Spring break goes terribly wrong in 'Being Frank'

Spring break goes terribly wrong in 'Being Frank'

Being Frank, directed by Miranda Bailey, is a feel-good comedy about college-bound Philip, who, fed up by his strict, emotionally distant father, sneaks out during spring break with his friend Lewis and accidentally discovers his father’s biggest secret. Shocked and conflicted by his father’s second family, Pat becomes an unwitting accomplice to the lie. Will Frank be able to keep up the facade– or lose both families for good? (BV 3.0/5.0)

Review by Junior Associate Beatrice Viri

In Being Frank, protagonist Philip Hansen (Logan Miller) is in his last year of high school, and desires an eventful senior year before he goes off to college– hopefully to NYU, his dream school, so he can escape his middle-of-nowhere town and absentee father, Frank (Jim Gaffigan). However, Frank makes up for his frequent business trips with authoritarianism, refusing to let Phil go to their town’s local lakeside festival, and would rather he attend college locally. Seeing this as hypocritical, Phil sneaks out with his friend Lewis (Daniel Rashid) while his father leaves for a business trip in Japan.

Their last spring break is supposed to be one spent hitting on girls, but things take a turn when Phil spots his dad approaching a waitress (Isabelle Phillips) Lewis failed to hit on. Mortified, Phil follows him and the results are even worse than expected the girl, Kelly, is his half-sister, and Frank has another family. Driven by horrified curiosity, Phil knocks on their door, catching Frank red-handed and uses this opportunity to blackmail him into going away for college. In return, he’s roped into becoming his father’s accomplice to preserve the facade Frank’s prolonged for almost 20 years. But will the two be able to maintain the lie, or is this finally the last straw?

So Being Frank doesn’t exactly try to justify cheating Frank eventually pays the consequences and is punished severely. Frank is portrayed as human, flawed but “well-meaning” at heart, simply making the mistake of falling in love with two women. However, movies commonly have this recurring theme of a “good” man who cheats on his wife for complicated reasons. I’m not saying that the reverse is particularly good, because cheating will always be morally reprehensible, but women always end up being accessories to a man’s angst and are barely fleshed out themselves. Plus, the movie only covers Frank’s feelings and barely scrapes the surface of how he ruined two women’s autonomy and lives. Though his wives are somewhat nuanced, and there’s subtle hinting at Laura’s, Philip’s mother’s (Anna Gunn), unhappiness (such as the detail of her reading “Men go to Jupiter, Women go to Mars”) Being Frank barely serves an exception. Female characters are becoming more fleshed out, but still, we need more of them to be humanized like men are— like how Frank is.

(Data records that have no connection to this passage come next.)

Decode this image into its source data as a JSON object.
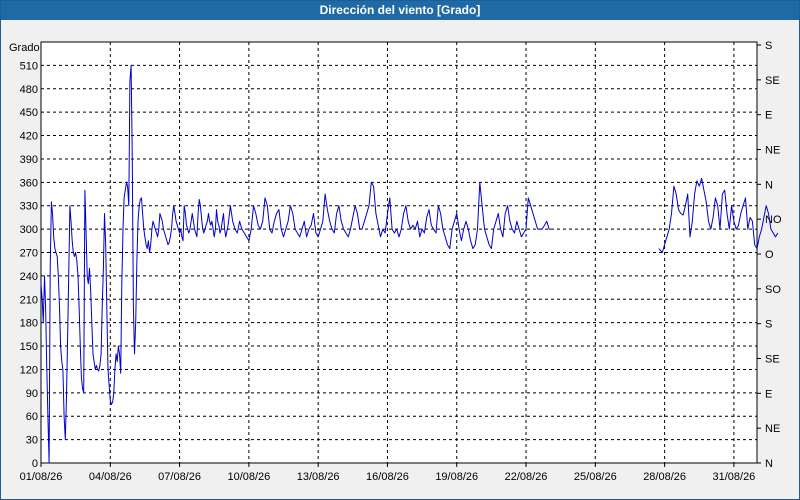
{
  "window": {
    "title": "Dirección del viento [Grado]"
  },
  "colors": {
    "title_bg": "#1f6aa5",
    "title_text": "#ffffff",
    "series": "#0000cc",
    "grid": "#000000",
    "panel_bg": "#f0f0f0",
    "plot_bg": "#ffffff"
  },
  "chart_data": {
    "type": "line",
    "title": "Dirección del viento [Grado]",
    "ylabel": "Grado",
    "xlabel": "",
    "ylim": [
      0,
      540
    ],
    "grid": true,
    "left_ticks": [
      "0",
      "30",
      "60",
      "90",
      "120",
      "150",
      "180",
      "210",
      "240",
      "270",
      "300",
      "330",
      "360",
      "390",
      "420",
      "450",
      "480",
      "510"
    ],
    "right_ticks": [
      "N",
      "NE",
      "E",
      "SE",
      "S",
      "SO",
      "O",
      "NO",
      "N",
      "NE",
      "E",
      "SE",
      "S"
    ],
    "x_ticks": [
      "01/08/26",
      "04/08/26",
      "07/08/26",
      "10/08/26",
      "13/08/26",
      "16/08/26",
      "19/08/26",
      "22/08/26",
      "25/08/26",
      "28/08/26",
      "31/08/26"
    ],
    "x_start": "01/08/26",
    "series": [
      {
        "name": "",
        "segments": [
          {
            "x": [
              0.0,
              0.05,
              0.1,
              0.15,
              0.2,
              0.25,
              0.3,
              0.35,
              0.4,
              0.45,
              0.5,
              0.55,
              0.6,
              0.65,
              0.7,
              0.75,
              0.8,
              0.85,
              0.9,
              0.95,
              1.0,
              1.05,
              1.1,
              1.15,
              1.2,
              1.25,
              1.3,
              1.35,
              1.4,
              1.45,
              1.5,
              1.55,
              1.6,
              1.65,
              1.7,
              1.75,
              1.8,
              1.85,
              1.9,
              1.95,
              2.0,
              2.05,
              2.1,
              2.15,
              2.2,
              2.25,
              2.3,
              2.35,
              2.4,
              2.45,
              2.5,
              2.55,
              2.6,
              2.65,
              2.7,
              2.75,
              2.8,
              2.85,
              2.9,
              2.95,
              3.0,
              3.05,
              3.1,
              3.15,
              3.2,
              3.25,
              3.3,
              3.35,
              3.4,
              3.45,
              3.5,
              3.55,
              3.6,
              3.65,
              3.7,
              3.75,
              3.8,
              3.85,
              3.9,
              3.95,
              4.0,
              4.05,
              4.1,
              4.15,
              4.2,
              4.25,
              4.3,
              4.35,
              4.4,
              4.45,
              4.5,
              4.55,
              4.6,
              4.65,
              4.7,
              4.75,
              4.8,
              4.85,
              4.9,
              4.95,
              5.0,
              5.05,
              5.1,
              5.15,
              5.2,
              5.25,
              5.3,
              5.35,
              5.4,
              5.45,
              5.5,
              5.55,
              5.6,
              5.65,
              5.7,
              5.75,
              5.8,
              5.85,
              5.9,
              5.95,
              6.0,
              6.05,
              6.1,
              6.15,
              6.2,
              6.25,
              6.3,
              6.35,
              6.4,
              6.45,
              6.5,
              6.55,
              6.6,
              6.65,
              6.7,
              6.75,
              6.8,
              6.85,
              6.9,
              6.95,
              7.0,
              7.05,
              7.1,
              7.15,
              7.2,
              7.25,
              7.3,
              7.35,
              7.4,
              7.45,
              7.5,
              7.55,
              7.6,
              7.65,
              7.7,
              7.75,
              7.8,
              7.85,
              7.9,
              7.95,
              8.0,
              8.1,
              8.2,
              8.3,
              8.4,
              8.5,
              8.6,
              8.7,
              8.8,
              8.9,
              9.0,
              9.1,
              9.2,
              9.3,
              9.4,
              9.5,
              9.6,
              9.7,
              9.8,
              9.9,
              10.0,
              10.1,
              10.2,
              10.3,
              10.4,
              10.5,
              10.6,
              10.7,
              10.8,
              10.9,
              11.0,
              11.1,
              11.2,
              11.3,
              11.4,
              11.5,
              11.6,
              11.7,
              11.8,
              11.9,
              12.0,
              12.1,
              12.2,
              12.3,
              12.4,
              12.5,
              12.6,
              12.7,
              12.8,
              12.9,
              13.0,
              13.1,
              13.2,
              13.3,
              13.4,
              13.5,
              13.6,
              13.7,
              13.8,
              13.9,
              14.0,
              14.1,
              14.2,
              14.3,
              14.4,
              14.5,
              14.6,
              14.7,
              14.8,
              14.9,
              15.0,
              15.1,
              15.2,
              15.3,
              15.4,
              15.5,
              15.6,
              15.7,
              15.8,
              15.9,
              16.0,
              16.1,
              16.2,
              16.3,
              16.4,
              16.5,
              16.6,
              16.7,
              16.8,
              16.9,
              17.0,
              17.1,
              17.2,
              17.3,
              17.4,
              17.5,
              17.6,
              17.7,
              17.8,
              17.9,
              18.0,
              18.1,
              18.2,
              18.3,
              18.4,
              18.5,
              18.6,
              18.7,
              18.8,
              18.9,
              19.0,
              19.1,
              19.2,
              19.3,
              19.4,
              19.5,
              19.6,
              19.7,
              19.8,
              19.9,
              20.0,
              20.1,
              20.2,
              20.3,
              20.4,
              20.5,
              20.6,
              20.7,
              20.8,
              20.9,
              21.0,
              21.1,
              21.2,
              21.3,
              21.4,
              21.5,
              21.6,
              21.7,
              21.8,
              21.9,
              22.0,
              22.1,
              22.2,
              22.3,
              22.4,
              22.5,
              22.6,
              22.7,
              22.8,
              22.9,
              23.0,
              23.1,
              23.2,
              23.3,
              23.4,
              23.5,
              23.6,
              23.7,
              23.8,
              23.9,
              24.0,
              24.1,
              24.2,
              24.3,
              24.4,
              24.5,
              24.6,
              24.7,
              24.8,
              24.9,
              25.0,
              25.1,
              25.2,
              25.3,
              25.4,
              25.5,
              25.6,
              25.7,
              25.8,
              25.9,
              26.0,
              26.1,
              26.2,
              26.3
            ],
            "y": [
              230,
              210,
              180,
              240,
              200,
              120,
              60,
              0,
              250,
              335,
              320,
              290,
              275,
              270,
              265,
              240,
              200,
              150,
              130,
              120,
              60,
              30,
              80,
              160,
              240,
              330,
              310,
              285,
              270,
              265,
              270,
              260,
              240,
              200,
              150,
              110,
              95,
              90,
              350,
              300,
              240,
              230,
              250,
              220,
              180,
              140,
              130,
              120,
              125,
              120,
              118,
              125,
              140,
              200,
              250,
              320,
              280,
              200,
              120,
              100,
              80,
              75,
              78,
              90,
              120,
              140,
              130,
              150,
              140,
              115,
              230,
              300,
              340,
              350,
              360,
              355,
              330,
              490,
              510,
              400,
              200,
              140,
              180,
              260,
              310,
              330,
              338,
              340,
              320,
              300,
              290,
              280,
              275,
              285,
              270,
              280,
              300,
              310,
              305,
              300,
              295,
              290,
              300,
              320,
              315,
              310,
              300,
              295,
              290,
              285,
              280,
              283,
              290,
              300,
              320,
              330,
              320,
              310,
              305,
              300,
              295,
              300,
              290,
              285,
              330,
              320,
              305,
              300,
              295,
              300,
              310,
              320,
              310,
              300,
              295,
              290,
              320,
              338,
              330,
              315,
              300,
              295,
              300,
              305,
              310,
              320,
              310,
              305,
              310,
              300,
              290,
              300,
              325,
              310,
              305,
              295,
              300,
              310,
              320,
              300,
              290,
              305,
              330,
              310,
              300,
              295,
              310,
              300,
              295,
              290,
              285,
              300,
              330,
              320,
              305,
              300,
              310,
              340,
              330,
              300,
              295,
              310,
              320,
              325,
              300,
              290,
              300,
              310,
              330,
              320,
              300,
              295,
              290,
              300,
              310,
              290,
              300,
              305,
              320,
              295,
              290,
              300,
              310,
              345,
              325,
              310,
              300,
              295,
              320,
              330,
              310,
              300,
              295,
              290,
              300,
              315,
              330,
              320,
              300,
              300,
              310,
              320,
              330,
              360,
              355,
              320,
              305,
              290,
              300,
              295,
              320,
              340,
              300,
              295,
              300,
              290,
              300,
              320,
              330,
              310,
              300,
              305,
              300,
              310,
              290,
              300,
              295,
              315,
              325,
              305,
              300,
              295,
              330,
              320,
              300,
              290,
              280,
              275,
              300,
              310,
              320,
              300,
              285,
              300,
              310,
              300,
              285,
              275,
              280,
              300,
              360,
              330,
              300,
              290,
              280,
              275,
              300,
              310,
              320,
              300,
              290,
              320,
              330,
              310,
              300,
              295,
              310,
              300,
              290,
              295,
              300,
              340,
              330,
              320,
              310,
              300,
              300,
              300,
              305,
              310,
              300,
              300
            ]
          },
          {
            "x": [
              26.75,
              26.9,
              27.0,
              27.1,
              27.2,
              27.3,
              27.4,
              27.5,
              27.6,
              27.7,
              27.8,
              27.9,
              28.0,
              28.1,
              28.2,
              28.3,
              28.4,
              28.5,
              28.6,
              28.7,
              28.8,
              28.9,
              29.0,
              29.1,
              29.2,
              29.3,
              29.4,
              29.5,
              29.6,
              29.7,
              29.8,
              29.9,
              30.0,
              30.1,
              30.2,
              30.3,
              30.4,
              30.5,
              30.6,
              30.7,
              30.8,
              30.9,
              31.0,
              31.1,
              31.2,
              31.3,
              31.4,
              31.5,
              31.6,
              31.7,
              31.8,
              31.9
            ],
            "y": [
              275,
              270,
              280,
              290,
              300,
              320,
              355,
              345,
              325,
              320,
              318,
              330,
              345,
              290,
              310,
              345,
              362,
              355,
              365,
              350,
              335,
              310,
              300,
              315,
              340,
              330,
              300,
              345,
              350,
              320,
              300,
              330,
              310,
              300,
              305,
              320,
              330,
              340,
              300,
              315,
              310,
              280,
              275,
              290,
              300,
              315,
              330,
              320,
              300,
              295,
              290,
              295
            ]
          }
        ]
      }
    ]
  }
}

Phil’s sympathy, of how quick he was to support Frank, is also borderline disturbing when Frank has been lying to him his whole life. But Being Frank is focused primarily on their bond, and perhaps Phil truly is his father’s son or Frank is just a master manipulator. With those inhibitions aside, the plot could have potential as a drama or even dark-comedy. Instead, it’s a sitcom riddled with cheap and sometimes ill-timed jokes. They’ll crack out a few exasperated laughs, but most aren’t memorable.

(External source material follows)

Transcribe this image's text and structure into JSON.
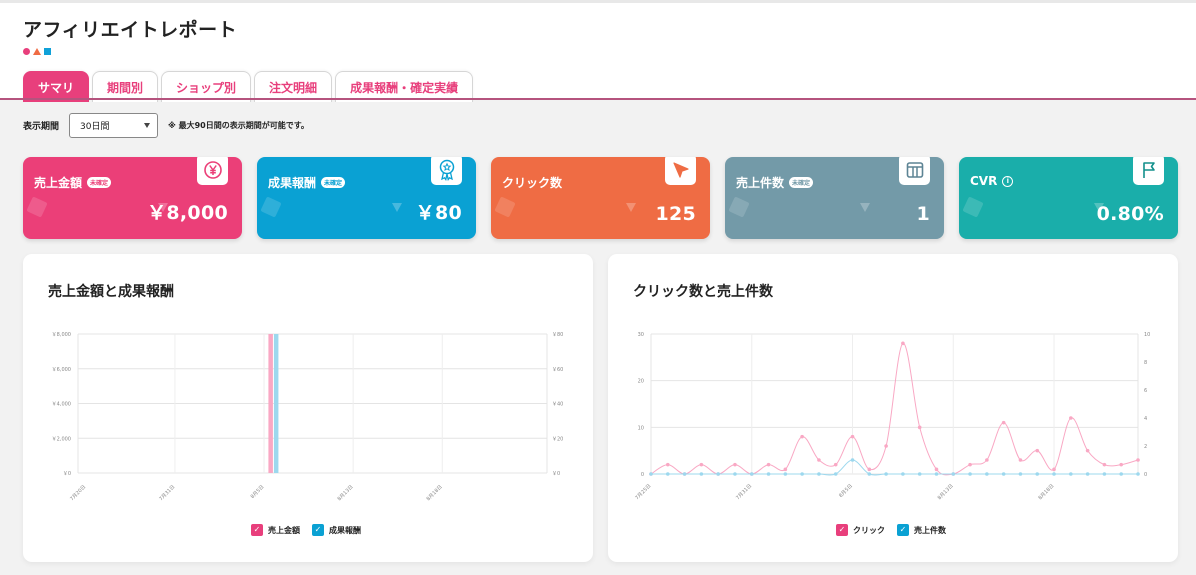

Don’t get me wrong, though. Being Frank isn’t that bad if you’re looking for something to play in the background. The production value isn’t too shabby, and the women are probably the highlight of the film with their emotional acting (though they’re tossed aside). Maybe the lingo is a bit too modern for a film set in the 90’s, but sprinkled in happy LGBT representation is also a plus compared to actual films 20 years ago. That’s probably the only semi-unique aspect of this movie, though— otherwise, Being Frank is painfully average at best.

© Beatrice Viri FF2 Media 06/28/2019

Photos: Being Frank promotional poster,; Jim Gaffigan as Frank, Logan Miller as Philip, Alex Karpovsky as Lewis’s uncle, and Emerson Tate Alexander as Lib, Philip’s younger sister in Being Frank

Photo Credits: Kelly A. Cook, Jon Pack

Does Being Frank pass the Bechdel-Wallace test?

No— the primary focus is Frank and Pat’s relationship. There are very few conversations between two women, and it’s almost always about the men.